M13 is a group of hundreds of thousands of stars, but it is not a galaxy. In fact, it’s one of many such bubbles orbiting our good old galaxy, the Milky Way. It is located about 22,500 light-years from Earth. If you want to find it, look for the place its name suggests – in the constellation Hercules. But bring a telescope. Despite the number of stars in this group, its visible magnitude is greater than 11, which is too faint to be seen with the naked eye.

M13 is about 100 times more dense in stars than neighboring regions around Earth. There are only about 135 stars within 50 light-years of Earth. It’s interesting to think of what a sky with a few nearest neighbors might look like on a clear night. M13’s stars are close enough that the pair occasionally ends up merging into a short-lived blue-white giant.

Something about the M13 has made the spherical cluster of Hercules a recurring subject in science fiction novels. Perhaps that’s why, when SETI personnel were at the disappearing but not forgotten Arecibo Telescope looking for a target for a test message in 1974, they chose M13. Somewhere in between here and there a post with some basic math info, then expands that to describe the structure of atoms, then elements, then DNA, and then some basic facts about human life.

If someone was out there and had a really good receiver, they would have mail in about 22,450 years.

As with most of the images I show in this feature, the top image was taken on the small but clever Vespera telescope.
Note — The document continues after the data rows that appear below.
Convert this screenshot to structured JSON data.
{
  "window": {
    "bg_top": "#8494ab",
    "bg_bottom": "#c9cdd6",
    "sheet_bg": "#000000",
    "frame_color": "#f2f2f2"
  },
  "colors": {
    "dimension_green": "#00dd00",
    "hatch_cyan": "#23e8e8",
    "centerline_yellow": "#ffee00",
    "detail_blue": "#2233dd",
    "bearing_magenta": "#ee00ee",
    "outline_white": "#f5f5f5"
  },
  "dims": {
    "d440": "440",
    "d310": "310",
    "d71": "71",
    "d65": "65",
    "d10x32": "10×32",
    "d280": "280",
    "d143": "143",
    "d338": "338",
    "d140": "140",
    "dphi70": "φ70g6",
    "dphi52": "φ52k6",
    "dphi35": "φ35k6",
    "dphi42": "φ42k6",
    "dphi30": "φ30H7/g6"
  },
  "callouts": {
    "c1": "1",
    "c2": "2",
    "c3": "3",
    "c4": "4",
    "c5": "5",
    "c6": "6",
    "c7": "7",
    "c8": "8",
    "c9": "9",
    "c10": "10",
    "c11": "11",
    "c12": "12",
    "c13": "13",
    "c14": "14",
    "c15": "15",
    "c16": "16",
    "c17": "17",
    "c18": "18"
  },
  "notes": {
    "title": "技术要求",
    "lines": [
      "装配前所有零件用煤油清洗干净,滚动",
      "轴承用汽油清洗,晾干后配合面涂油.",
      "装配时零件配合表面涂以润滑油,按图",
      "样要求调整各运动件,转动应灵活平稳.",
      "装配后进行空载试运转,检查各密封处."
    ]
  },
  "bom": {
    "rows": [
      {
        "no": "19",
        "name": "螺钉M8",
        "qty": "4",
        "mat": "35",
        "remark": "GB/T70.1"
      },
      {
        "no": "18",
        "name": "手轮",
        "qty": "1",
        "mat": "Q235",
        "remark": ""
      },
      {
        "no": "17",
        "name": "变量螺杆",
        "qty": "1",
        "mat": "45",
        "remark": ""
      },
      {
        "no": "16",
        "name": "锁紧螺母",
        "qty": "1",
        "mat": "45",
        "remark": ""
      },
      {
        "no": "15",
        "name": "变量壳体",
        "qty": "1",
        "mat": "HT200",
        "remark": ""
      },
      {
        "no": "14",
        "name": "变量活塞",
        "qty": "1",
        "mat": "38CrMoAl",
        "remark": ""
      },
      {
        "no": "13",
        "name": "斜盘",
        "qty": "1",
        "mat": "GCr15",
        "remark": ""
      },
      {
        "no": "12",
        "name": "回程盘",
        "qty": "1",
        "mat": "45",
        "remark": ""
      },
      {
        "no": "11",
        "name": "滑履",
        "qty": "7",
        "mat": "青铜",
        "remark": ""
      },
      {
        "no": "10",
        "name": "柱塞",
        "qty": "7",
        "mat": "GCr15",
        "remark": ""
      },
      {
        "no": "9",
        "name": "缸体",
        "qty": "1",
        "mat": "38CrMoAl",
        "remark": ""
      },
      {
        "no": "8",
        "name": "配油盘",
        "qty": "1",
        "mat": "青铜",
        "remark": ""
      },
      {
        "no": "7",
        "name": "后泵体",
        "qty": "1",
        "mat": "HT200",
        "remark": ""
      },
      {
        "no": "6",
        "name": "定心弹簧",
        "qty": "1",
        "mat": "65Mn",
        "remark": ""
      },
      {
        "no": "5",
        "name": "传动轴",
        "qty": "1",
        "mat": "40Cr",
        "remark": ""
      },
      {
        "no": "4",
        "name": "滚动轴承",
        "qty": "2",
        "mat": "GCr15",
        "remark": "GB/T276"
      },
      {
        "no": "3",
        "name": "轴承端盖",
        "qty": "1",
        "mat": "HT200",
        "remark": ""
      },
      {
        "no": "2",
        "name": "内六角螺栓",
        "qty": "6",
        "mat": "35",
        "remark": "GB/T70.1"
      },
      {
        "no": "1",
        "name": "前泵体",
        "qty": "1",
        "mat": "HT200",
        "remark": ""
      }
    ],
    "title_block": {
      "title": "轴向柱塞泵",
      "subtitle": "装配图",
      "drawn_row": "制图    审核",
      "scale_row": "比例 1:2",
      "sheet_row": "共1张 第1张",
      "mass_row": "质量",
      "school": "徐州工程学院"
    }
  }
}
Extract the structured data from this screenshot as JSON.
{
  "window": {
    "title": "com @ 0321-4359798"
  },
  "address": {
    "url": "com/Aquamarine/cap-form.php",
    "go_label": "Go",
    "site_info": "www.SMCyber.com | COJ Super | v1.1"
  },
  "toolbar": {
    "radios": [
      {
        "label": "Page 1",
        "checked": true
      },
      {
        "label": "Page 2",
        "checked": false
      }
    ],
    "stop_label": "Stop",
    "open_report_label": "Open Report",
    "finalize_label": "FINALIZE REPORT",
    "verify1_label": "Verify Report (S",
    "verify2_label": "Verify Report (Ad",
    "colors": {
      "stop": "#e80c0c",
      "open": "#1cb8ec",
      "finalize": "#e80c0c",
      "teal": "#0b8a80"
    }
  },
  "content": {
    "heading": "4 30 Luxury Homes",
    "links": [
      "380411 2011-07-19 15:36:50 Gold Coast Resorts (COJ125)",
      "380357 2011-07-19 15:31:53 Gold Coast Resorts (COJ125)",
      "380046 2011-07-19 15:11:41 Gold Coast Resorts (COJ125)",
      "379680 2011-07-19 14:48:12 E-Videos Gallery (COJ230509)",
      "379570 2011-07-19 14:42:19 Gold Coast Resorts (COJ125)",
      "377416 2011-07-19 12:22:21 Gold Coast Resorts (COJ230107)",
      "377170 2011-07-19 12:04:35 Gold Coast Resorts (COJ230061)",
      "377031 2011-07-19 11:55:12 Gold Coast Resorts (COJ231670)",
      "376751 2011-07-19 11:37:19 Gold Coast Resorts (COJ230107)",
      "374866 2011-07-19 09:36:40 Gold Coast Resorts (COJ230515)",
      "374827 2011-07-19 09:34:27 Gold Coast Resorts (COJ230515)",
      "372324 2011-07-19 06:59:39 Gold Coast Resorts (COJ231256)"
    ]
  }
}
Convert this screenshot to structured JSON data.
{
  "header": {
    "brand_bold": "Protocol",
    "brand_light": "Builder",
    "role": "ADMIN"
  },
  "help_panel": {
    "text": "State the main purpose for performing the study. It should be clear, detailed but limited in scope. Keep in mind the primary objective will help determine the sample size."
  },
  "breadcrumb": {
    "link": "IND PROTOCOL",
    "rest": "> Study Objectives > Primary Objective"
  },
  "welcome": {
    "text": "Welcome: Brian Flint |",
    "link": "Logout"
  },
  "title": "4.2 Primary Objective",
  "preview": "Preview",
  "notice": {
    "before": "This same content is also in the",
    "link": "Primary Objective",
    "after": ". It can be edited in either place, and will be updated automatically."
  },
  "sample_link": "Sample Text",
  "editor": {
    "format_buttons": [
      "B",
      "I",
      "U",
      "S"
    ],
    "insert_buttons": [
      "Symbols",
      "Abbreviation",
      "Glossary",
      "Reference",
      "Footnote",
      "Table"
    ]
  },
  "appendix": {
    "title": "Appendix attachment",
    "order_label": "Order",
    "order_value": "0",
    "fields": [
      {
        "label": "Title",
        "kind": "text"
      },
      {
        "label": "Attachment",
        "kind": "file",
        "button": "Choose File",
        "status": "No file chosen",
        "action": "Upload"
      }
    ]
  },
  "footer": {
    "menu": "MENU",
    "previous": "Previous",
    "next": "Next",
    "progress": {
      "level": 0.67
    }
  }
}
And as usual with this feature, I expect some of you will do much better. But maybe not better than that…

Hubble Telescope M13 image.

Web countdown“NASA, in partnership with the European Space Agency and the Canadian Space Agency, will release the first color images and spectroscopic data from the James Webb Space Telescope during a telecast starting at 10:30 a.m. ET on Tuesday, July 12.” And we’ll cover it live.